Hi- I was wondering what you had found that you referred to before- I need all the ingredients I can find to more fully map this theory out.
The whole theory can be built up as an inevitably logical fact (I think).
Remember Einstein's Equivalence Principle? Well there's an equivalence principle here of sorts.
An object is a 'change'. A boundary is a change, and you can't have an object without a boundary.
(And a boundary requires two sides; but two sides of what? Three is one, and one is three; for every object)
Now, abstractly you can see that a velocity, being a change involving an object (change); can be seen as two 'objects' or boundaries.
And an acceleration, being a change in the velocity change of the object (change); must involve three 'objects' or boundaries.
Now, what happens when you draw a line at right angles to another? You have just one point fixed in the one line, that is the one dimension of freedom (back and forth direction gives two options on that line).

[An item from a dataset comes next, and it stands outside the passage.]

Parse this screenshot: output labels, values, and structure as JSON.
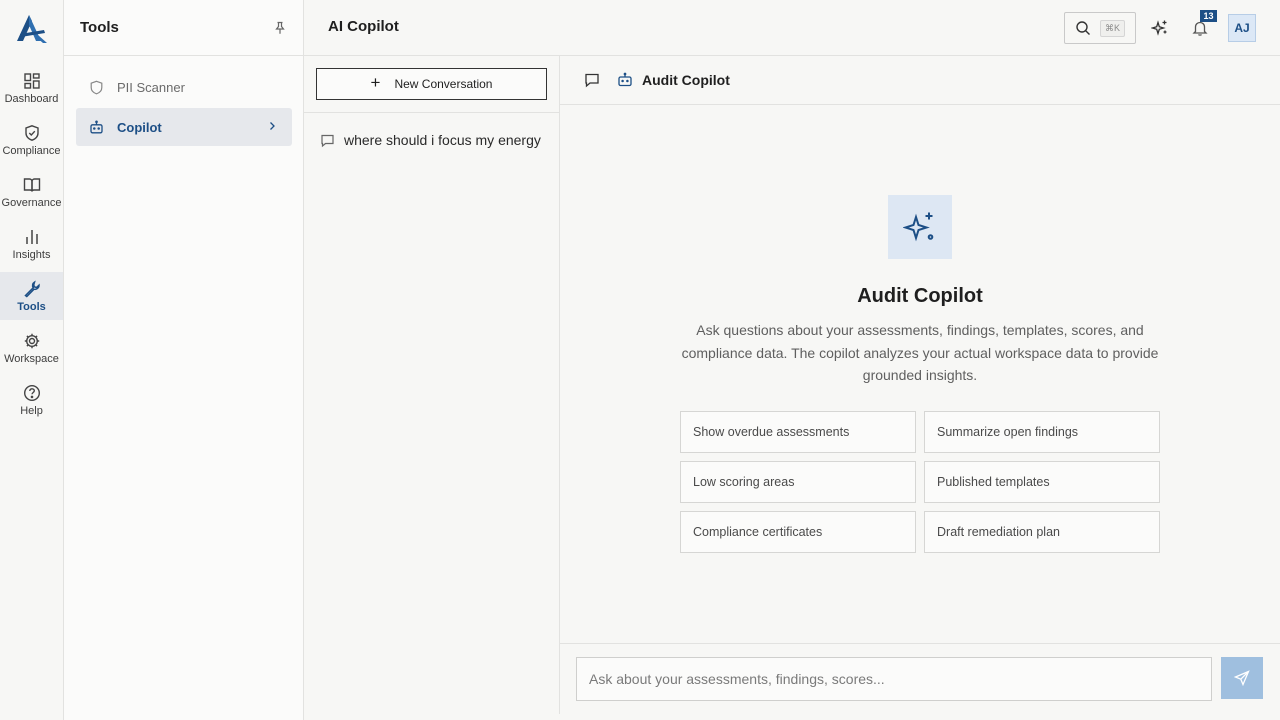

And you have your second line giving you two options (back and forth) that are not available to the first line- you have a second dimension.

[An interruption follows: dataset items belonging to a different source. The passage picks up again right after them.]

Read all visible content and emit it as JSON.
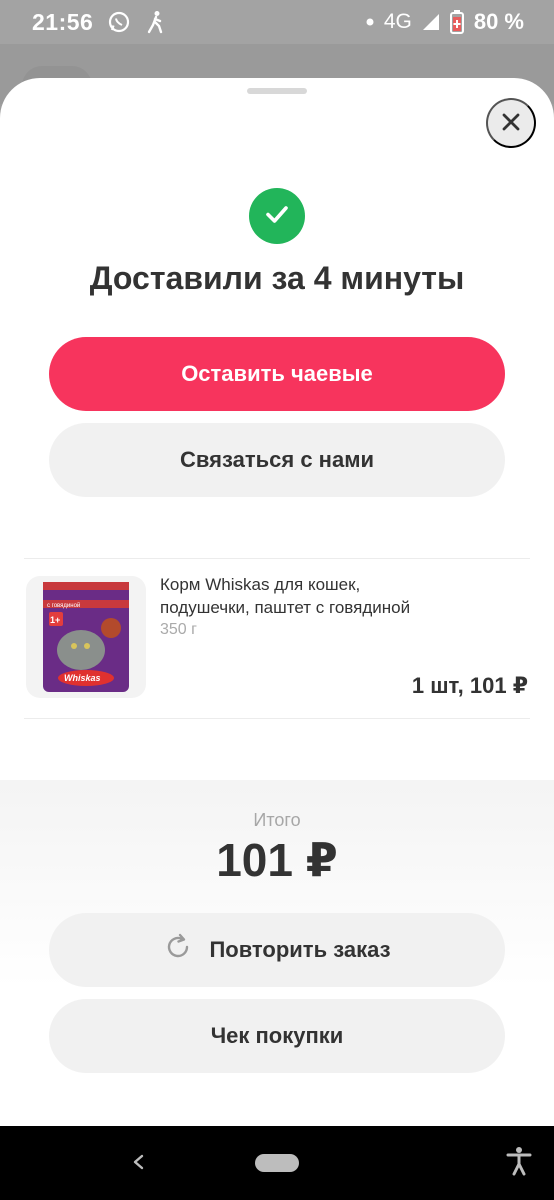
{
  "status_bar": {
    "time": "21:56",
    "network": "4G",
    "battery": "80 %",
    "icons": [
      "whatsapp-icon",
      "walking-icon",
      "dot-icon",
      "signal-icon",
      "battery-icon"
    ]
  },
  "sheet": {
    "title": "Доставили за 4 минуты",
    "tip_button": "Оставить чаевые",
    "contact_button": "Связаться с нами",
    "icons": [
      "close-icon",
      "check-icon"
    ]
  },
  "product": {
    "name": "Корм Whiskas для кошек, подушечки, паштет с говядиной",
    "weight": "350 г",
    "quantity_price": "1 шт, 101 ₽",
    "image_brand": "Whiskas",
    "image_badge": "1+",
    "image_flavor": "с говядиной"
  },
  "summary": {
    "total_label": "Итого",
    "total_value": "101 ₽",
    "repeat_button": "Повторить заказ",
    "receipt_button": "Чек покупки"
  },
  "colors": {
    "accent": "#f7345d",
    "success": "#22b55a",
    "button_gray": "#f1f1f1"
  },
  "nav_bar": {
    "icons": [
      "back-icon",
      "home-pill",
      "accessibility-icon"
    ]
  }
}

Same applies if you draw in a line at right angles to the first two.
If you displace this 3-D arrangement in time; the same pattern has been repeated when you created new dimensions. You've got a fixed point (the whole 3-D pattern) given two new options (back and forth in time) so a new dimension (time).
Time is effectively at right angles. But you could take any perspective from a freedom point of view on all this. You could regard any of your dimensions as the 'time' one, as the whole arrangement looks the same whatever you call each dimension.
Thus you have the possibility of jumping from one orthogonal perspective to another. And each dimension is made of 'back and forth' options, two options. 'Musical chairs' involves two options: child on a chair, child not on a chair.
And two sets of two options has the effect of creating a third pair of options by matching the two pairs.
If you look at it, every physics scenario is reducible to pattern matching. And pattern matching is reducible to a minimum three-way jump scenario.
I think physicists have already decided that waves can be viewed as a quantized field. Maybe they already admit simple harmonic oscillation reduces to simple jump oscillation. Maybe I re-invent the wheel somewhat here.
But by mapping physics scenarios into a logic built from simple jump-field relativity, I think you can get astonishing resolving power of explaining mysteries (even outside the subject physics).
I think there is a strong parrallel to what I'm doing and what Dick did in his paper.
Thanks for the book tip; I've run out of time to write more just now but am reading physics/ math trying to get more up to speed to figure out this theory better.